Les références à l’analyse des économistes classiques, et notamment à celle de Marx, sont essentielles pour expliquer l’accumulation du capital. D’ailleurs, Targetti [1989] note que « bien que Kaldor n’ait jamais eu un intérêt pour Marx aussi constant et profond que Robinson, il a également participé à la redécouverte des économistes classiques » 79 . Pour les économistes néo‑cambridgiens, l’analyse du capital pose deux problèmes :

le premier repose sur la mesure du stock de capital ;

La question de la mesure du stock de capital préoccupe Robinson dès 1954, dans un article où il est question de la fonction de production néoclassique. Le cœur de l’argumentation repose sur la différence d’évaluation du stock de capital à court terme et à long terme :

Robinson et Kaldor écartent la possibilité de mesurer le capital par l’intermédiaire de ses revenus futurs actualisés. En effet, dans ce cas, la nature hétérogène du capital implique, pour sa mesure, l’introduction d’une unité monétaire et d’un taux de profit ou d’un taux d’intérêt permettant d’actualiser les revenus futurs. Mais la détermination du produit marginal du capital nécessite la connaissance monétaire du stock de capital. Ce problème est circulaire et doit être abordé de manière différente. Robinson [1954] montre la pertinence d’un traitement du capital « comme une quantité de travail dépensée dans le passé » 81 , mais souligne qu’ « une unité de travail n’est jamais dépensée toute seule » 82 . Ce qui pose alors problème, c’est la détermination du taux de salaire, puisque « lorsqu’on se déplace le long d’une fonction de production, si l’on mesure le capital en termes de production, il faut connaître le rapport salaire/produit pour pouvoir apprécier l’effet, sur la production, de la variation du rapport capital/travail » 83 . A propos de cette question et concernant les désaccords entre néo‑cambridgiens, Targetti [1989] note que Robinson considère que l’objectif de l’analyse économique est de déterminer le taux de profit en commençant par les problèmes théoriques, puis en poursuivant par l’explication des faits réels des économies réelles. Quant à Kaldor, il privilégie une analyse en termes de taux de profit anticipé. Il pense que le taux de profit et la valeur du capital n’ont pas être déterminés, dans la mesure où en réalité, les entrepreneurs ne les connaissent pas et ne s’en servent pas.

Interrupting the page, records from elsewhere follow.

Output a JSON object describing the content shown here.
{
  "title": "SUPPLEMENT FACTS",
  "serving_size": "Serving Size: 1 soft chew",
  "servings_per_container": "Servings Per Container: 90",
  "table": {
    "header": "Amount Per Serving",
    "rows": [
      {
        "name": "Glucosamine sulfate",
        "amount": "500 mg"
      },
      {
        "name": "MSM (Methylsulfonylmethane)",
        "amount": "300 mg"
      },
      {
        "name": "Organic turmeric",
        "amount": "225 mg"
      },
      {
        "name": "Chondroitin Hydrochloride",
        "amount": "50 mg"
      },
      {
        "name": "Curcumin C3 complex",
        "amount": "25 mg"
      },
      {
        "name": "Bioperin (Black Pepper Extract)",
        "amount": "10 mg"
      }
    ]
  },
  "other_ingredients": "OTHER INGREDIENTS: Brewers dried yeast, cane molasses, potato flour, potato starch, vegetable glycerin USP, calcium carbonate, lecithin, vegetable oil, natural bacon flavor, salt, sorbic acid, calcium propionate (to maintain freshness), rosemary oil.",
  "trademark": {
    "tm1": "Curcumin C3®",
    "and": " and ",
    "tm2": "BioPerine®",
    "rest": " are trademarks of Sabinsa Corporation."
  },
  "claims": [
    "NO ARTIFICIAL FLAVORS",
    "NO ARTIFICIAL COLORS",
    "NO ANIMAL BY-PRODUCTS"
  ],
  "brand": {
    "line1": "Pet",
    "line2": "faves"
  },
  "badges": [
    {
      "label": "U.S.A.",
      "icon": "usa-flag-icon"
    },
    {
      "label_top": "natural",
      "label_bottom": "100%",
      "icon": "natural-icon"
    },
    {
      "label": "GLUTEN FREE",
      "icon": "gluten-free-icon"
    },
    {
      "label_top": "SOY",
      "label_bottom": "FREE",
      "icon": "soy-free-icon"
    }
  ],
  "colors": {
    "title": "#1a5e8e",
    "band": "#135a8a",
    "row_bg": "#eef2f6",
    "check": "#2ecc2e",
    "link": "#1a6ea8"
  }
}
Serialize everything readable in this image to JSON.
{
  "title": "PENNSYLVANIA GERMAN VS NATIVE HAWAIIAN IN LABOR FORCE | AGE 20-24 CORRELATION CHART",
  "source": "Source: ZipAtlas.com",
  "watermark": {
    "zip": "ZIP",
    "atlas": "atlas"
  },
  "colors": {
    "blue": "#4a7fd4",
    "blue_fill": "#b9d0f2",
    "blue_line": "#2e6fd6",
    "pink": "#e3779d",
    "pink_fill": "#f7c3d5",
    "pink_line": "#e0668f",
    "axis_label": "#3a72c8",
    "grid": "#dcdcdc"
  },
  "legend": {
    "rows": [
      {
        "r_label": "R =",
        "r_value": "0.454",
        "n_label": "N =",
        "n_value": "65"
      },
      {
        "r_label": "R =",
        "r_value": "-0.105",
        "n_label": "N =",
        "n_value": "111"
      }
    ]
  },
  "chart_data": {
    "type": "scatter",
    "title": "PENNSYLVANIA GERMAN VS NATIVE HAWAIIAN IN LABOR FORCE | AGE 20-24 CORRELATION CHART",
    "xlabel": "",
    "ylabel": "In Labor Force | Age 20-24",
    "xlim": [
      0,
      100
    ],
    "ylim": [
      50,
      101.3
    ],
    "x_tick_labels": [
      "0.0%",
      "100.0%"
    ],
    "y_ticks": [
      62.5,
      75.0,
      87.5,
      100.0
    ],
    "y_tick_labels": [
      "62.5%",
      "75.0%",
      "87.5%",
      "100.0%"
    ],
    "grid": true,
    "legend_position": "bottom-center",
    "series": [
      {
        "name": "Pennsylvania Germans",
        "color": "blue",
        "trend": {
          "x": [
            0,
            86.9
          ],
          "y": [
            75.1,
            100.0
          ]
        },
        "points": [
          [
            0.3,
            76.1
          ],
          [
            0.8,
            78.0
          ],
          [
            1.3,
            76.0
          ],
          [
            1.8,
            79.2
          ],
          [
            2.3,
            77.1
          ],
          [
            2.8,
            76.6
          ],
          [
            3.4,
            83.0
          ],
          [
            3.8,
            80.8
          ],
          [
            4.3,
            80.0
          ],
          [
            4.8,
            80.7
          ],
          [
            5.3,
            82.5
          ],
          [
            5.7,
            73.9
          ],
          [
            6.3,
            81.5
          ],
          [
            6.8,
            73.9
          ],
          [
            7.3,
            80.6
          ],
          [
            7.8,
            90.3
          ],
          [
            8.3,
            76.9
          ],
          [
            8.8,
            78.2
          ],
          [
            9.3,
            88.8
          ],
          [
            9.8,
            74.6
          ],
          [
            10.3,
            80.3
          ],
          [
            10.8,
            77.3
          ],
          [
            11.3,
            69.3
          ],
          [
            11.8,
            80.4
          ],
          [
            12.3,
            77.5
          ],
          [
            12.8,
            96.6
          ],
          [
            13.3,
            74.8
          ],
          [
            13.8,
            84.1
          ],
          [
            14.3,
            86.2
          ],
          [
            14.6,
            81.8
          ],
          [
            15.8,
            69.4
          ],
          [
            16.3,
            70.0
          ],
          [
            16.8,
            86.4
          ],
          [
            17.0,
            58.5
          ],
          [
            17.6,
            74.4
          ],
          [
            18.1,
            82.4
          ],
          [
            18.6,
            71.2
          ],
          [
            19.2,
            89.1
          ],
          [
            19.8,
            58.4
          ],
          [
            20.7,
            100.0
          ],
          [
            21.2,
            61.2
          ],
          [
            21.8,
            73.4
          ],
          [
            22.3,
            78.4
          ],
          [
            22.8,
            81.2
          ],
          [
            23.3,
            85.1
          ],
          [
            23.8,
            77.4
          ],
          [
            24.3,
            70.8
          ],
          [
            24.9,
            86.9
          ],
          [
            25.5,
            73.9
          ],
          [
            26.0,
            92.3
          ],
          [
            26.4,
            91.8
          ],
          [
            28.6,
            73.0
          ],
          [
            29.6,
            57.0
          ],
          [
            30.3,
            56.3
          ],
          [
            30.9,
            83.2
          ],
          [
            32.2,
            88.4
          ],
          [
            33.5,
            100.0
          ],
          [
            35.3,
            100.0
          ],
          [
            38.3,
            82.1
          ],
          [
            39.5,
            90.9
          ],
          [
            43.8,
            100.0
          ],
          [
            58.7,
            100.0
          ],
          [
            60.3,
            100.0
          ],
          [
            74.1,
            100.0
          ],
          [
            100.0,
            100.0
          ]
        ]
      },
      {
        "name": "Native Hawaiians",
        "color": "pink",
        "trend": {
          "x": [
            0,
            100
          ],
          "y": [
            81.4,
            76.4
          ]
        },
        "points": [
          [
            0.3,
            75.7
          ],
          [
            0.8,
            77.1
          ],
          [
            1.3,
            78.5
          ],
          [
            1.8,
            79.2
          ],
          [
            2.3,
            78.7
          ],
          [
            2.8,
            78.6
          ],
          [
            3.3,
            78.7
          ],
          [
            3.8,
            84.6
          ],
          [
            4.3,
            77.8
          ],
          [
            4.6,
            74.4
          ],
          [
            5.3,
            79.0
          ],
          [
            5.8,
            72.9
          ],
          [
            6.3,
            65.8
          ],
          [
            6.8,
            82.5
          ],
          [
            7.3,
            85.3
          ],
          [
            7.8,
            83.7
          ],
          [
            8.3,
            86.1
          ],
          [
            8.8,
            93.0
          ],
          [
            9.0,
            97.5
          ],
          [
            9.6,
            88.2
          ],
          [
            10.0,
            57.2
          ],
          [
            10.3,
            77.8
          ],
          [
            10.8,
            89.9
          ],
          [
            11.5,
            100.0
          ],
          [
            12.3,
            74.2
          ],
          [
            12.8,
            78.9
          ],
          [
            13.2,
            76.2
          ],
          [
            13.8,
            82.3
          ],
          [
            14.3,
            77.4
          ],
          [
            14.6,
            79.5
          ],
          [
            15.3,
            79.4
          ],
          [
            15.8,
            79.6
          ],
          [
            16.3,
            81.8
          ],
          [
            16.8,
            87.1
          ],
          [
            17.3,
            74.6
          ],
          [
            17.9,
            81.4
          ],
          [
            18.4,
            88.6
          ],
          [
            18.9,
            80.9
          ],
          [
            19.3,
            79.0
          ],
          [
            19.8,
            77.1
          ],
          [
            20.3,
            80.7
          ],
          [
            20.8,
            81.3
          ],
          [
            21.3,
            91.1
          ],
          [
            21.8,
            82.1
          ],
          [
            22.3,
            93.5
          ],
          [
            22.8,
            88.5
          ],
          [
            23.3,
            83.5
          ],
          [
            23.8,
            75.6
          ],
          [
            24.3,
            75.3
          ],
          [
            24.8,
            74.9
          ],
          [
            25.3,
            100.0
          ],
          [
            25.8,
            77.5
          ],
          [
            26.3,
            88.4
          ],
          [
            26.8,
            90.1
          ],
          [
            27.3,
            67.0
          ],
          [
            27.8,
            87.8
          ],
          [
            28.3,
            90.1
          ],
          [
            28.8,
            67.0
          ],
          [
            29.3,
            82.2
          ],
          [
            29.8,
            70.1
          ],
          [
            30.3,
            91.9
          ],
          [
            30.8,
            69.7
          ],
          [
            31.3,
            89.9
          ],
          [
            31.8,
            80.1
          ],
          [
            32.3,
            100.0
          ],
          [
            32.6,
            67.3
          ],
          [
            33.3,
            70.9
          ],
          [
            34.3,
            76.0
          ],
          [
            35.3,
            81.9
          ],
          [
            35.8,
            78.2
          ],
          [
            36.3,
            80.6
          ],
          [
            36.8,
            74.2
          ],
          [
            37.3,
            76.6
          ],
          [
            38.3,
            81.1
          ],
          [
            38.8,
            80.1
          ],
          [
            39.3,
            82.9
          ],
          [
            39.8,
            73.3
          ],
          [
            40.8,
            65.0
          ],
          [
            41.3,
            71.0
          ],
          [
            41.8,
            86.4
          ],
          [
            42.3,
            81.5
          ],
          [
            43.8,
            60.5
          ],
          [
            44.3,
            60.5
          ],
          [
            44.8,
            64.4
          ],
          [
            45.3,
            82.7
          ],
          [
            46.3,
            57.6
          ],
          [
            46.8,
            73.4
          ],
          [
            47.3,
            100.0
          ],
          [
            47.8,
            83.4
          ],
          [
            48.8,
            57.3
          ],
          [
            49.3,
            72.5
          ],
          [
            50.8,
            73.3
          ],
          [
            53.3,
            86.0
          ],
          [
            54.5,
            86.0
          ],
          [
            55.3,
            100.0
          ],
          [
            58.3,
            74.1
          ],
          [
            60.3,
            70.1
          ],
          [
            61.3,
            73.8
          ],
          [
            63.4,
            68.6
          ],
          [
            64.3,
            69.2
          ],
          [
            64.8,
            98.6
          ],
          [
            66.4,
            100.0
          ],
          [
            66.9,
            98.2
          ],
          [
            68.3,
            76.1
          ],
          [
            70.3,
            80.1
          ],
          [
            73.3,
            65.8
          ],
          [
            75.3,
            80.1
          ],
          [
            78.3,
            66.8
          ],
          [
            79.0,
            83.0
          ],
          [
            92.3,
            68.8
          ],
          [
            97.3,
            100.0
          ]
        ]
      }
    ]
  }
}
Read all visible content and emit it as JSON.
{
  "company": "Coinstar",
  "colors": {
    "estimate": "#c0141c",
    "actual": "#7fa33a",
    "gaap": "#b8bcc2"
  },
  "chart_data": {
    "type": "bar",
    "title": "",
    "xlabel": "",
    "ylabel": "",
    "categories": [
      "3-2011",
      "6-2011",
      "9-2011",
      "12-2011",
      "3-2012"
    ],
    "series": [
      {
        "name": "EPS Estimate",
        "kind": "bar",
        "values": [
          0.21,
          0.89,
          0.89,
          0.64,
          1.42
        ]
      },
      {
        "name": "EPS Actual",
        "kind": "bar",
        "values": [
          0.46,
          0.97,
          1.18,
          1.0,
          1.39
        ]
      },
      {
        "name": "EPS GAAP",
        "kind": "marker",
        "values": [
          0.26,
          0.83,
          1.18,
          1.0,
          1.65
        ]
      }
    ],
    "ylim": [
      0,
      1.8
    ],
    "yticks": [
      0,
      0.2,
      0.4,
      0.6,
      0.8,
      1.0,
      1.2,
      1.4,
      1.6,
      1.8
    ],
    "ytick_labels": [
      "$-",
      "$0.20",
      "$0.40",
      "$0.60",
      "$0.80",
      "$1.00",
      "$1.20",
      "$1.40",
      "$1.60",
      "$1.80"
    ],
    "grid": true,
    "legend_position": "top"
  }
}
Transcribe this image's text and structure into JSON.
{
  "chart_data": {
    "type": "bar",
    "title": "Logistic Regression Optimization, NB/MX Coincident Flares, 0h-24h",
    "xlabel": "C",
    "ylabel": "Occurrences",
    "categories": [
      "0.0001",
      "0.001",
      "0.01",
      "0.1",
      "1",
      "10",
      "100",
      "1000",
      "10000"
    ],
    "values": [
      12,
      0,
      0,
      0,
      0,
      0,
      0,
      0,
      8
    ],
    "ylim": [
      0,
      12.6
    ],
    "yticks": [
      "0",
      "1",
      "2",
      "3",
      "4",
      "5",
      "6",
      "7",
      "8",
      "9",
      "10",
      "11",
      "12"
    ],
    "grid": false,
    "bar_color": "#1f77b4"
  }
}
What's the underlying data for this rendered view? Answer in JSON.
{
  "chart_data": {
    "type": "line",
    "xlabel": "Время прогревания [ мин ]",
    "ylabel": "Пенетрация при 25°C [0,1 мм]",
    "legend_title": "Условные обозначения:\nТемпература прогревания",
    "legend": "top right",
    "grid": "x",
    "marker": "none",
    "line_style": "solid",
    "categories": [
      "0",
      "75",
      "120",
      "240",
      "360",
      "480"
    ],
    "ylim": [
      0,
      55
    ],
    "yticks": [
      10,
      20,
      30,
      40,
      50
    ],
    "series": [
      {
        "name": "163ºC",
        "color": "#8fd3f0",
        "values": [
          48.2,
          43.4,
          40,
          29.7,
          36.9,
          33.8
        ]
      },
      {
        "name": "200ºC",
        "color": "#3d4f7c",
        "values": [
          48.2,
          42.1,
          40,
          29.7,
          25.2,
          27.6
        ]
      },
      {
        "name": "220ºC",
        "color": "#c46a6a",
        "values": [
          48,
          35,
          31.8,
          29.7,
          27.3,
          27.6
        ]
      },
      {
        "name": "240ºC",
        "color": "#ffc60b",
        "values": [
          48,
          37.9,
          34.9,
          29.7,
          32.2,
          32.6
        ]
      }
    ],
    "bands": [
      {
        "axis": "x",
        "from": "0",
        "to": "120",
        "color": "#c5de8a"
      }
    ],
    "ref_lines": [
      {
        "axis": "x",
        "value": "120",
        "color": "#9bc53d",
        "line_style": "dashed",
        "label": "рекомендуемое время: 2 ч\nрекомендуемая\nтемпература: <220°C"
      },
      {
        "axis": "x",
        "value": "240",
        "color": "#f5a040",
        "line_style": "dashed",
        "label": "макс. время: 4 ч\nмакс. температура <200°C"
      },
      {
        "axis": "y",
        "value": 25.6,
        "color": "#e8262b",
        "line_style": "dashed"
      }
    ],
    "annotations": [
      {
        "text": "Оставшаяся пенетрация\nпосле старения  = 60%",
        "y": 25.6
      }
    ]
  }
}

La question de l’accumulation du capital est un point essentiel de l’analyse néo‑cambridgienne. Au lieu de la considérer comme un problème de choix individuels à l’instar de l’analyse néoclassique, elle l’envisage comme le résultat forcé de la concurrence. De plus, elle insiste sur le rôle de l’accumulation du capital et sur la prise en compte d’une fonction d’investissement. Thirlwall [1987] note d’ailleurs le regret formulé par Kaldor à l’égard de l’analyse néoclassique, lorsqu’elle écarte les notions de demande effective et de demande d’investissement développées par Keynes. Chez Kaldor, l’accumulation est liée au rythme du progrès technique par l’intermédiaire de la fonction de progrès technique, véritable alternative à la fonction de production néoclassique. Robinson insiste, quant à elle, sur les relations entre rythme d’accumulation et taux de profit. Cette différence méthodologique repose sur le fait que le premier « ferme » le modèle en acceptant implicitement une hypothèse de plein‑emploi, alors que la seconde « ouvre » son analyse en maintenant plusieurs taux de croissance possibles correspondant à autant de niveaux d’emploi possibles.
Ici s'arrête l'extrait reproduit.